Microsoft

Introduction

Interesting discussions, especially concerning CycleCloud and the Microsoft partner UberCloud, led by Wolfgang Gentsch, original Sun Grid Engine developer.

CycleCloud

This was bought in by Microsoft and provides a dashboard that allows a researcher or IT department to do things such as provision a Sun Grid Engine cluster, or a Condor pool or specific applications (e.g. Star-CCM+) on a set of resources selected from drop-down lists.

This would seem to very much lower the barrier to entry for one-off and interactive jobs for users. For running multiple jobs that is probably a bit more complex as whist in theory a user could create a Sun Grid Engine cluster to do work there would be questions I would ask about whether it would then be within their skill set to interact with it, and indeed, ensure that it remains sufficiently busy to make efficient use of resources. For example, if 100 users ran 100 mini-clusters and each managed to run at 50% utilisation because their own jobs get in the way of each other it might lead to both a cluster being full (SGE instances using up the whole resource) and the other 100 users having to wait. So I think this would need to be considered carefully in terms of efficiency. Even if using public cloud rather than an internal cloud, it could lead in higher costs than strictly necessary. Now, you could argue that it’s up to a research group to manage its own budget, but it’s still useful for a university to help users get the best from it. But I can see that there are sone research groups at Loughborough not currently using the central HPC that could benefit from having DRMs managing their resources, and I can see a use case for an IT department provisioning a suitable cluster in the cloud or on other resources and allowing that to be efficiently utilised by batch jobs.

UberCloud

This is a company that leverages a number of technologies such as Docker and Kubernetes to allow an end-user to spin up containerised instances of their tools on the cloud in an intuitive way. The focus is on engineering tools.

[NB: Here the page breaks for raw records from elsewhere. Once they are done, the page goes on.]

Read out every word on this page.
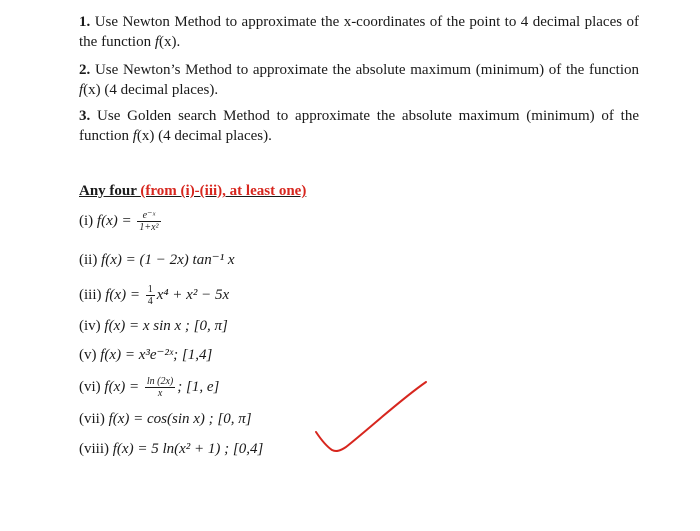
1. Use Newton Method to approximate the x-coordinates of the point to 4 decimal places of the function f(x).
2. Use Newton’s Method to approximate the absolute maximum (minimum) of the function f(x) (4 decimal places).
3. Use Golden search Method to approximate the absolute maximum (minimum) of the function f(x) (4 decimal places).
Any four (from (i)-(iii), at least one)
(i) $f(x) = \frac{\text{e⁻ˣ}}{\text{1+x²}}$
(ii) f(x) = (1 − 2x) tan⁻¹ x
(iii) $f(x) = \frac{1}{4} x^4 + x^2 - 5x$
(iv) f(x) = x sin x ; [0, π]
(v) f(x) = x³e⁻²ˣ; [1,4]
(vi) $f(x) = \frac{\ln (2x)}{x}$ ; [1, e]
(vii) f(x) = cos(sin x) ; [0, π]
(viii) f(x) = 5 ln(x² + 1) ; [0,4]
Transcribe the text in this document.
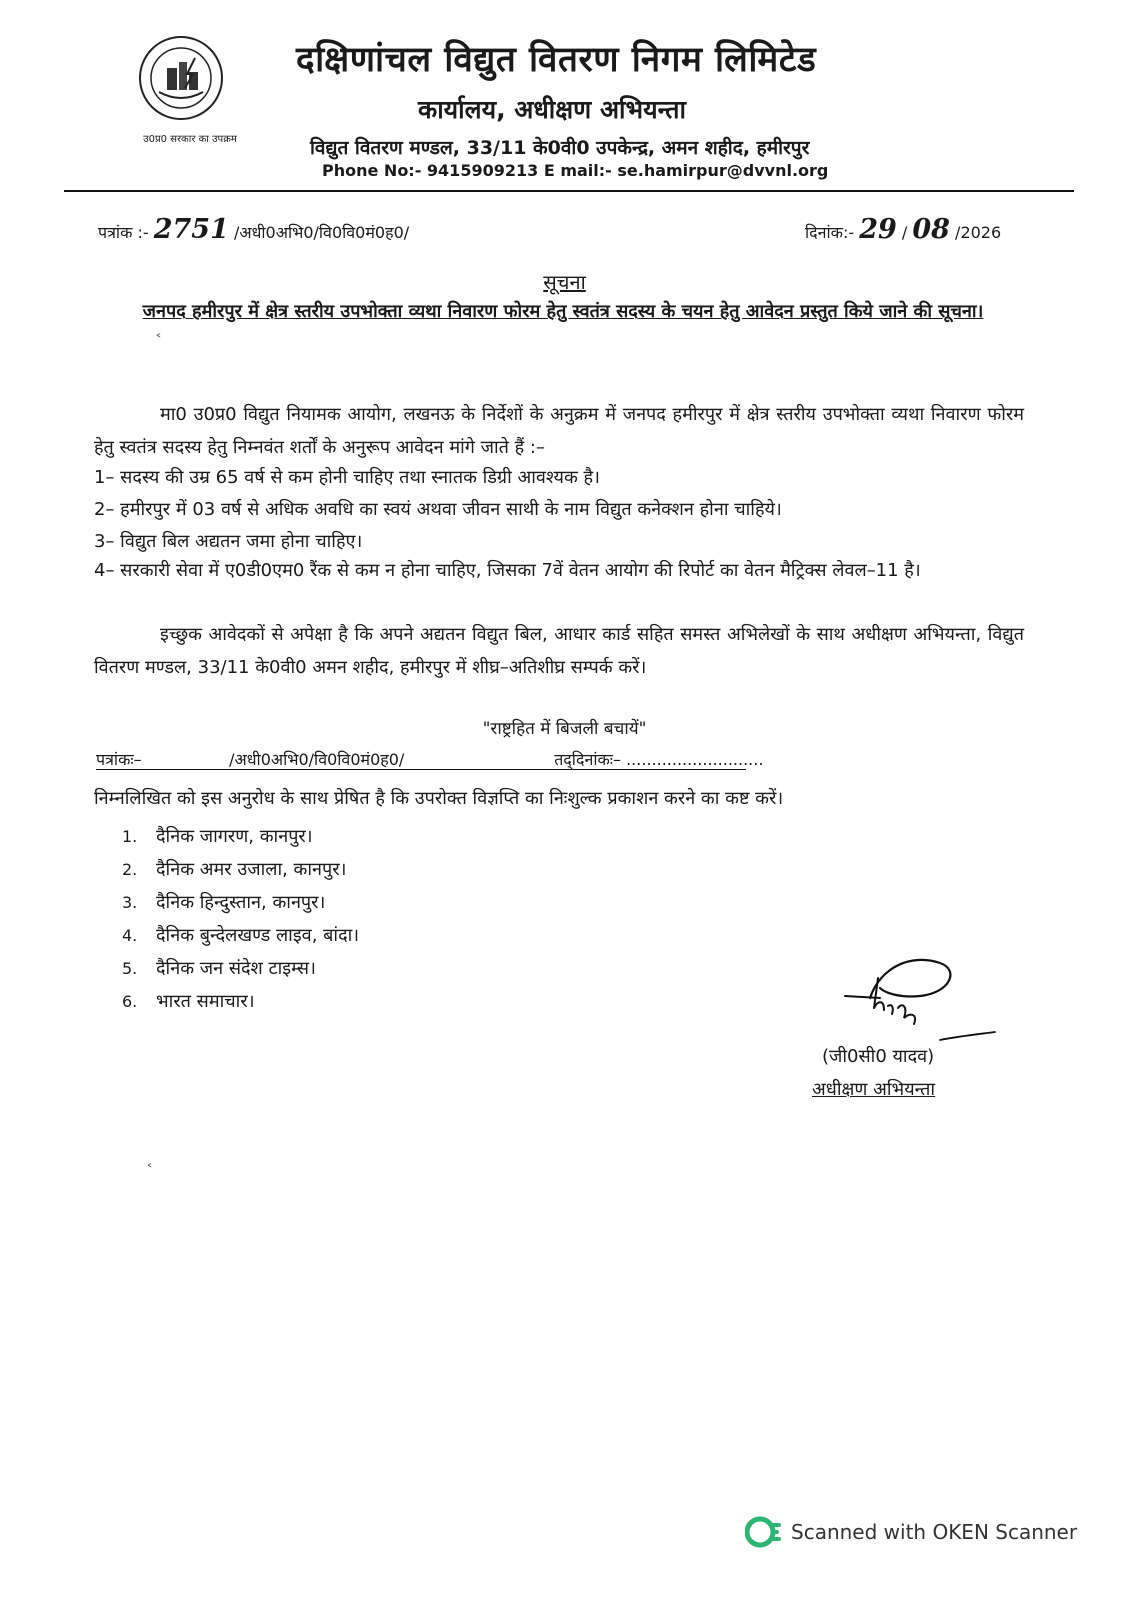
उ0प्र0 सरकार का उपक्रम
दक्षिणांचल विद्युत वितरण निगम लिमिटेड
कार्यालय, अधीक्षण अभियन्ता
विद्युत वितरण मण्डल, 33/11 के0वी0 उपकेन्द्र, अमन शहीद, हमीरपुर
Phone No:- 9415909213 E mail:- se.hamirpur@dvvnl.org
पत्रांक :- 2751 /अधी0अभि0/वि0वि0मं0ह0/	दिनांक:- 29 / 08 /2026
सूचना
जनपद हमीरपुर में क्षेत्र स्तरीय उपभोक्ता व्यथा निवारण फोरम हेतु स्वतंत्र सदस्य के चयन हेतु आवेदन प्रस्तुत किये जाने की सूचना।
मा0 उ0प्र0 विद्युत नियामक आयोग, लखनऊ के निर्देशों के अनुक्रम में जनपद हमीरपुर में क्षेत्र स्तरीय उपभोक्ता व्यथा निवारण फोरम हेतु स्वतंत्र सदस्य हेतु निम्नवंत शर्तों के अनुरूप आवेदन मांगे जाते हैं :–
1– सदस्य की उम्र 65 वर्ष से कम होनी चाहिए तथा स्नातक डिग्री आवश्यक है।
2– हमीरपुर में 03 वर्ष से अधिक अवधि का स्वयं अथवा जीवन साथी के नाम विद्युत कनेक्शन होना चाहिये।
3– विद्युत बिल अद्यतन जमा होना चाहिए।
4– सरकारी सेवा में ए0डी0एम0 रैंक से कम न होना चाहिए, जिसका 7वें वेतन आयोग की रिपोर्ट का वेतन मैट्रिक्स लेवल–11 है।
इच्छुक आवेदकों से अपेक्षा है कि अपने अद्यतन विद्युत बिल, आधार कार्ड सहित समस्त अभिलेखों के साथ अधीक्षण अभियन्ता, विद्युत वितरण मण्डल, 33/11 के0वी0 अमन शहीद, हमीरपुर में शीघ्र–अतिशीघ्र सम्पर्क करें।
"राष्ट्रहित में बिजली बचायें"
पत्रांकः–	/अधी0अभि0/वि0वि0मं0ह0/	तद्‌दिनांकः– ...........................
निम्नलिखित को इस अनुरोध के साथ प्रेषित है कि उपरोक्त विज्ञप्ति का निःशुल्क प्रकाशन करने का कष्ट करें।
1. दैनिक जागरण, कानपुर।
2. दैनिक अमर उजाला, कानपुर।
3. दैनिक हिन्दुस्तान, कानपुर।
4. दैनिक बुन्देलखण्ड लाइव, बांदा।
5. दैनिक जन संदेश टाइम्स।
6. भारत समाचार।
(जी0सी0 यादव)
अधीक्षण अभियन्ता
˂
˂
Scanned with OKEN Scanner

This comes at a subscription cost but that also has to be balanced against productivity improvements. It is, though, notoriously difficult to determine productivity improvements made by researchers from the perspective of an IT department as it’s hard to capture sufficiently detailed information on a regular basis to allow trends to be tracked and attribute this to a particular action. I have discussed the difficulty of determining the R part of ROI many times before so I won’t repeat those here. 

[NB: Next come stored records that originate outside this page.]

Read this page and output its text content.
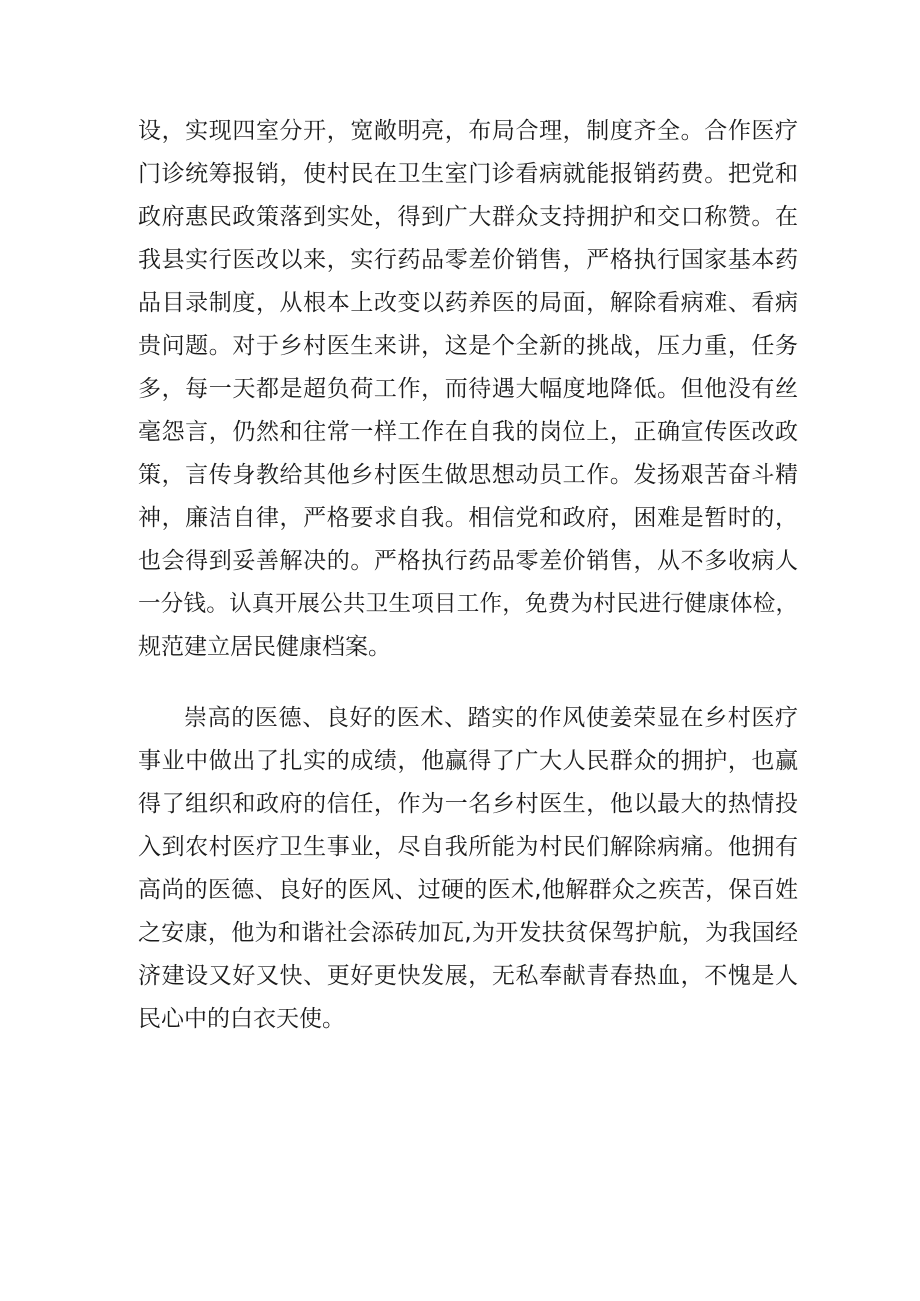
设，实现四室分开，宽敞明亮，布局合理，制度齐全。合作医疗
门诊统筹报销，使村民在卫生室门诊看病就能报销药费。把党和
政府惠民政策落到实处，得到广大群众支持拥护和交口称赞。在
我县实行医改以来，实行药品零差价销售，严格执行国家基本药
品目录制度，从根本上改变以药养医的局面，解除看病难、看病
贵问题。对于乡村医生来讲，这是个全新的挑战，压力重，任务
多，每一天都是超负荷工作，而待遇大幅度地降低。但他没有丝
毫怨言，仍然和往常一样工作在自我的岗位上，正确宣传医改政
策，言传身教给其他乡村医生做思想动员工作。发扬艰苦奋斗精
神，廉洁自律，严格要求自我。相信党和政府，困难是暂时的，
也会得到妥善解决的。严格执行药品零差价销售，从不多收病人
一分钱。认真开展公共卫生项目工作，免费为村民进行健康体检，
规范建立居民健康档案。
崇高的医德、良好的医术、踏实的作风使姜荣显在乡村医疗
事业中做出了扎实的成绩，他赢得了广大人民群众的拥护，也赢
得了组织和政府的信任，作为一名乡村医生，他以最大的热情投
入到农村医疗卫生事业，尽自我所能为村民们解除病痛。他拥有
高尚的医德、良好的医风、过硬的医术,他解群众之疾苦，保百姓
之安康，他为和谐社会添砖加瓦,为开发扶贫保驾护航，为我国经
济建设又好又快、更好更快发展，无私奉献青春热血，不愧是人
民心中的白衣天使。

Containers are possible in terms of pre-packaged (e.g with Star-CCM+ already installed), integrated by UberCloud (give them the application, let them package it) or DIY for on-premise use. The latter could be useful for those developing code and then wishing others in a research group to be able to use it. In some ways it again reminds me of things like YouShare where the ‘services’ (a.k.a programs) were either containerised (OpenVZ) or as full-fat VMs in the sense that the metadata indicated which instances of a container or VM could be run on with the option of an existing container/VM being used or a new one. But this wasn’t the fully self-contained image option (although that could have been supported). But UberCloud does the deployment in a more supportable way. It would be interesting to see how something like this could be tied into provenance engines (see mentions in the Democritisation talk from yesterday) and workflow engines.

At the back end technologies like Kubernetes are likely to be employed to provide the required scalability, a technology I’ve used a bit (cf. Docker Swarm) and we have researchers working on too for scalable services that are commercalisations of research work and will run on cloud.